COMMENT: Every four years I get engrossed in this game that just about all the world loves. I don't love it. Dribbling a ball at my feet did nothing for me as a kid and on television it normally leaves me cold. But four mornings this week I got up before dawn to watch its World Cup, spell-bound.
Often I wondered, what is holding me here? The games seemed aimless for an hour or more. I was watching the clock with more interest than the play. I have to live through the struggle to enjoy the highlights. After 45 minutes of no scoring, half time felt like an achievement. Only if the score was tied at full time would I allow myself to fast forward to a goal in extra time, or more often this week, that farce called a penalty shoot-out.
It reduces the game to one of pure luck. Russia won a penalty shoot-out against Spain. For 120 minutes on the field Spain had made Russia look second rate. The Spaniards flicked the ball around among themselves, threading it here, hoofing it there, enjoying 80 per cent of possession and never bothering to get out of second gear.
Yet it was enthralling. Every morning it was enthralling. It is not the game, it is the event that appeals to me, is the contest of nations. The way a country plays football might not be a fair reflection of its national character, attitudes, culture and politics but that is what I'm watching.
No other team sport shows you so many different countries. The best in the round of 16 this week looked to be France and Belgium. France looked young, fast and lively when they beat Argentina, every bit the team of Emmanuel Macron. Poor Argentina. It is a country that looked to be coming right after electing disastrous left wing governments for so long. But after setting out to tackle inflation with sound monetary policies and liberalising parts of the economy, President Mauricio Macri is finding the going as tough as Lionel Messi did last Monday morning.
Belgium had a scintillating game against Japan, made all the better by Belgium winning in the last minute of extra time, sparing themselves a penalty lottery. It was goal of the week, a smooth team effort from a defensive position, rather like the way Brussels is handling Brexit.
It was about the only goal of that kind I saw. All the rest were one-shot wonders or, more often, scrambling accidents in the goal mouth. But no matter how they happen, supporters are delirious and the scorer goes sliding on his knees, beating and baring his chest for the adulation. This is not a code of football for the Kiwi character and will never be.
Penalties are given for the slightest bodily contact and as for the agony of the "injured", enough said. Except to say it was a pity the Brazilian star's writhing performance became the most publicised, because Neymar had taken a hammering through the match. Mexico targeted him as ruthlessly as a drug cartel murdering an effective mayor.
On the whole, South American teams were less prone than Europeans to drop to the ground half dead if a boot strikes their shin pad. Colombia were a bit rough on England, granted, but England lost my sympathy when they set out to lose their last pool match to go into the easier side of the knockout draw. That's not sport, not even English really. They are normally good losers in the games they invented.

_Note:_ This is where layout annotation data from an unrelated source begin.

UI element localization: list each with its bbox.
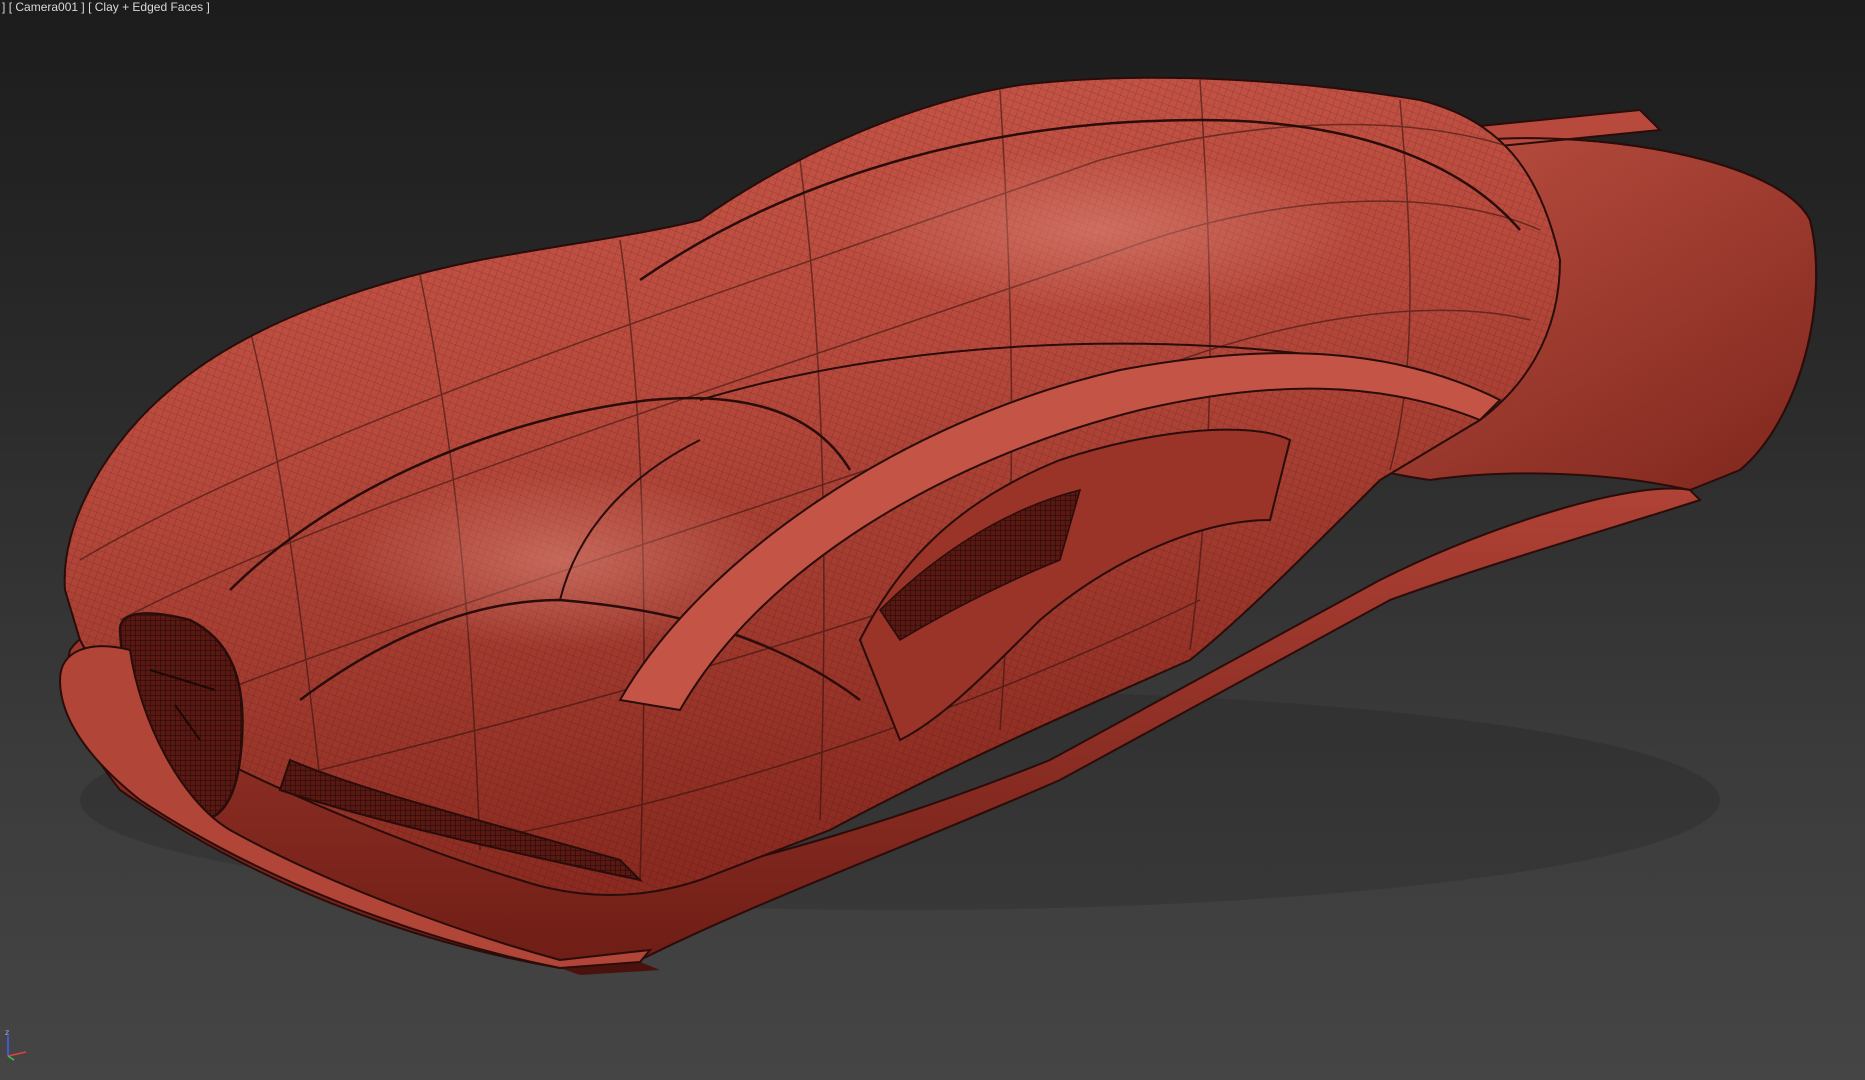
scene-render[interactable] <box>0 0 1865 1080</box>
axis-z-label: z <box>5 1028 10 1037</box>
axis-tripod-icon: z <box>2 1028 32 1062</box>
viewport-camera001[interactable]: ] [ Camera001 ] [ Clay + Edged Faces ] z <box>0 0 1865 1080</box>
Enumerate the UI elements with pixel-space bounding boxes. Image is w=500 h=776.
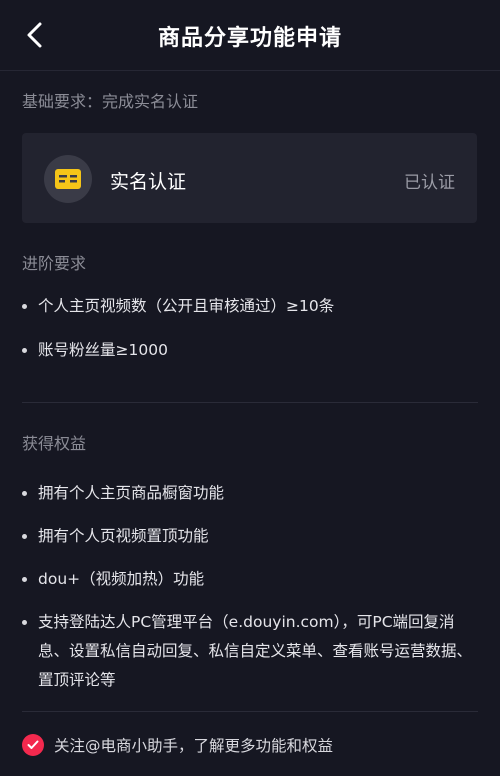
follow-text: 关注@电商小助手，了解更多功能和权益: [54, 737, 334, 755]
id-card-icon-wrap: [44, 155, 92, 203]
checkmark-icon[interactable]: [22, 734, 44, 756]
header-bar: 商品分享功能申请: [0, 0, 500, 71]
benefits-label: 获得权益: [22, 434, 87, 453]
follow-assistant-checkbox[interactable]: 关注@电商小助手，了解更多功能和权益: [22, 734, 333, 756]
list-item: 支持登陆达人PC管理平台（e.douyin.com），可PC端回复消息、设置私信…: [22, 608, 478, 695]
status-badge: 已认证: [404, 173, 455, 193]
divider: [22, 711, 478, 712]
id-card-icon: [55, 169, 81, 189]
advanced-requirement-label: 进阶要求: [22, 254, 87, 273]
list-item: 拥有个人页视频置顶功能: [22, 522, 478, 551]
list-item: 拥有个人主页商品橱窗功能: [22, 479, 478, 508]
divider: [22, 402, 478, 403]
basic-requirement-label: 基础要求：完成实名认证: [22, 92, 199, 111]
real-name-auth-card[interactable]: 实名认证 已认证: [22, 133, 477, 223]
list-item: 个人主页视频数（公开且审核通过）≥10条: [22, 292, 478, 321]
list-item: 账号粉丝量≥1000: [22, 336, 478, 365]
page-title: 商品分享功能申请: [157, 26, 342, 51]
list-item: dou+（视频加热）功能: [22, 565, 478, 594]
card-title: 实名认证: [110, 171, 187, 193]
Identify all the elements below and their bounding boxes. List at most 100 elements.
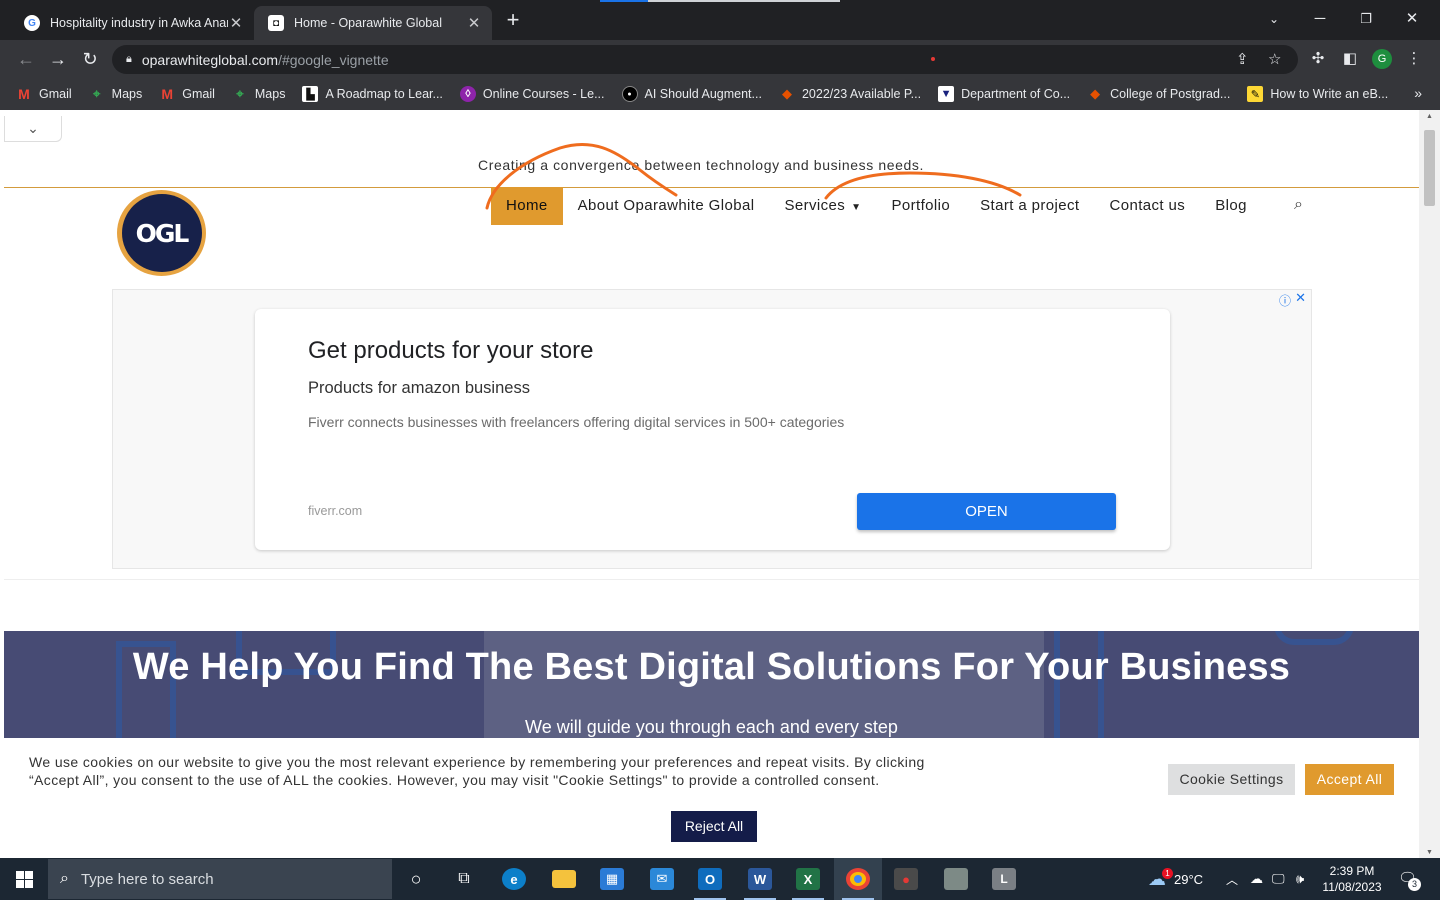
site-icon: ◘ [268,15,284,31]
start-button[interactable] [0,858,48,900]
recording-dot-icon [931,57,935,61]
bookmark-label: Maps [111,87,143,101]
bookmark-gmail[interactable]: M Gmail [159,86,215,102]
ad-close-icon[interactable]: ✕ [1295,290,1306,306]
cookie-settings-button[interactable]: Cookie Settings [1168,764,1295,795]
close-tab-icon[interactable]: ✕ [466,14,482,32]
edge-icon[interactable]: e [494,863,534,895]
scroll-up-icon[interactable]: ▲ [1419,113,1440,120]
tab-search-icon[interactable]: ⌄ [1254,6,1294,32]
forward-icon[interactable]: → [47,48,69,70]
nav-start-project[interactable]: Start a project [965,187,1094,225]
page-scrollbar[interactable]: ▲ ▼ [1419,110,1440,858]
accept-all-button[interactable]: Accept All [1305,764,1394,795]
nav-about[interactable]: About Oparawhite Global [563,187,770,225]
ad-open-button[interactable]: OPEN [857,493,1116,530]
task-view-icon[interactable]: ⧉ [444,863,484,895]
word-icon[interactable]: W [740,863,780,900]
nav-home[interactable]: Home [491,187,563,225]
document-app-icon[interactable] [936,863,976,895]
bookmark-available-programs[interactable]: ◆ 2022/23 Available P... [779,86,921,102]
loading-indicator [600,0,840,2]
bookmark-maps[interactable]: ⌖ Maps [89,86,143,102]
hero-decoration [1274,631,1354,645]
nav-services[interactable]: Services ▼ [769,187,876,225]
courses-icon: ◊ [459,86,476,102]
system-clock[interactable]: 2:39 PM 11/08/2023 [1318,863,1386,895]
bookmark-online-courses[interactable]: ◊ Online Courses - Le... [459,86,605,102]
browser-tab-hospitality[interactable]: G Hospitality industry in Awka Anambra ✕ [10,6,254,40]
reload-icon[interactable]: ↻ [79,48,101,70]
university-icon: ◆ [781,86,792,101]
file-explorer-icon[interactable] [544,863,584,895]
page-viewport: ⌄ Creating a convergence between technol… [0,110,1440,858]
ad-title[interactable]: Get products for your store [308,337,593,365]
bookmark-star-icon[interactable]: ☆ [1268,50,1281,68]
back-icon[interactable]: ← [15,48,37,70]
nav-blog[interactable]: Blog [1200,187,1262,225]
bookmark-ai-article[interactable]: ● AI Should Augment... [621,86,762,102]
minimize-icon[interactable]: ─ [1300,6,1340,32]
main-navigation: Home About Oparawhite Global Services ▼ P… [491,187,1262,225]
close-window-icon[interactable]: ✕ [1392,6,1432,32]
logo-text: OGL [121,194,202,272]
menu-kebab-icon[interactable]: ⋮ [1404,49,1424,69]
weather-temperature: 29°C [1174,871,1204,887]
share-icon[interactable]: ⇪ [1236,50,1249,68]
scroll-down-icon[interactable]: ▼ [1419,849,1440,856]
ad-card[interactable]: Get products for your store Products for… [255,309,1170,550]
gmail-icon: M [18,86,30,102]
new-tab-button[interactable]: + [502,8,524,32]
bookmark-gmail[interactable]: M Gmail [16,86,72,102]
browser-tab-home[interactable]: ◘ Home - Oparawhite Global ✕ [254,6,492,40]
outlook-icon[interactable]: O [690,863,730,900]
close-tab-icon[interactable]: ✕ [228,14,244,32]
collapse-ad-button[interactable]: ⌄ [4,116,62,142]
lock-icon[interactable]: 🔒︎ [126,53,132,66]
chevron-down-icon: ⌄ [27,120,39,136]
onedrive-icon[interactable]: ☁ [1250,858,1263,900]
network-icon[interactable]: 🖵︎ [1272,858,1285,900]
hero-heading: We Help You Find The Best Digital Soluti… [132,646,1291,688]
notification-count: 3 [1408,878,1421,891]
notification-center-icon[interactable]: 🗨︎ 3 [1398,869,1421,891]
chevron-down-icon: ▼ [851,202,862,213]
bookmark-college[interactable]: ◆ College of Postgrad... [1087,86,1230,102]
chrome-icon[interactable] [838,863,878,900]
reject-all-button[interactable]: Reject All [671,811,757,842]
side-panel-icon[interactable]: ◧ [1340,49,1360,69]
microsoft-store-icon[interactable]: ▦ [592,863,632,895]
search-icon[interactable]: ⌕ [1294,196,1303,214]
roadmap-icon: ▙ [302,86,319,102]
ad-container: ⓘ ✕ Get products for your store Products… [112,289,1312,569]
red-hat-app-icon[interactable]: ● [886,863,926,895]
cortana-icon[interactable]: ○ [396,863,436,895]
mail-icon[interactable]: ✉ [642,863,682,895]
restore-icon[interactable]: ❐ [1346,6,1386,32]
show-hidden-icons-icon[interactable]: ︿ [1226,858,1238,900]
bookmark-ebook[interactable]: ✎ How to Write an eB... [1247,86,1388,102]
scrollbar-thumb[interactable] [1424,130,1435,206]
tab-strip: G Hospitality industry in Awka Anambra ✕… [0,0,1440,40]
search-icon: ⌕ [60,870,69,887]
bookmark-roadmap[interactable]: ▙ A Roadmap to Lear... [302,86,443,102]
taskbar-search-placeholder: Type here to search [80,870,214,888]
nav-portfolio[interactable]: Portfolio [876,187,965,225]
more-bookmarks-icon[interactable]: » [1414,85,1422,101]
bookmark-department[interactable]: ▼ Department of Co... [938,86,1070,102]
nav-services-label: Services [784,197,846,214]
profile-avatar[interactable]: G [1372,49,1392,69]
volume-icon[interactable]: 🕪︎ [1296,858,1304,900]
bookmark-maps[interactable]: ⌖ Maps [232,86,285,102]
extensions-icon[interactable]: ✣ [1308,49,1328,69]
taskbar-search-box[interactable]: ⌕ Type here to search [48,859,392,899]
weather-widget[interactable]: ☁ 29°C [1148,858,1203,900]
nav-contact[interactable]: Contact us [1095,187,1201,225]
address-bar[interactable]: 🔒︎ oparawhiteglobal.com /#google_vignett… [112,45,1298,74]
site-logo[interactable]: OGL [117,190,206,276]
excel-icon[interactable]: X [788,863,828,900]
ad-domain[interactable]: fiverr.com [308,504,362,518]
ad-info-icon[interactable]: ⓘ [1279,292,1291,309]
writing-icon: ✎ [1247,86,1264,102]
l-app-icon[interactable]: L [984,863,1024,895]
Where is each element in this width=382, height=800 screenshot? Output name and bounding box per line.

The South Americans get my allegiance. They are "new world" nations like us, much older colonies of Europe but still breathing the fresh air and breeding muscular, meat-eating people in the agricultural expanses of the Southern Hemisphere. Uruguay's Luis Suarez bit an Italian in the last World Cup. We knew a Springbok like that.
Little Uruguay is the best governed country in South America. Lodged between giants Argentina and Brazil which have both been in recession since the last World Cup, Uruguay's leftish coalition has held to orthodox economics, keeping taxes low, attracting foreign investment, diversifying its industries and exports, becoming less reliant on trade with its lumbering neighbours.
Only two South American nations are among the eight in the quarter-finals this weekend and both might drop out this morning. Uruguay will have played France by the time you are reading this, and Brazil has to get past Belgium.
Brazil were the All Blacks of this code when the World Cup first appeared on our screens, playing with pace and skill that looked a league ahead of the rest. Now they look like too many of them are earning fortunes in Europe. It is getting harder to see distinctive nations at play but I'm hooked.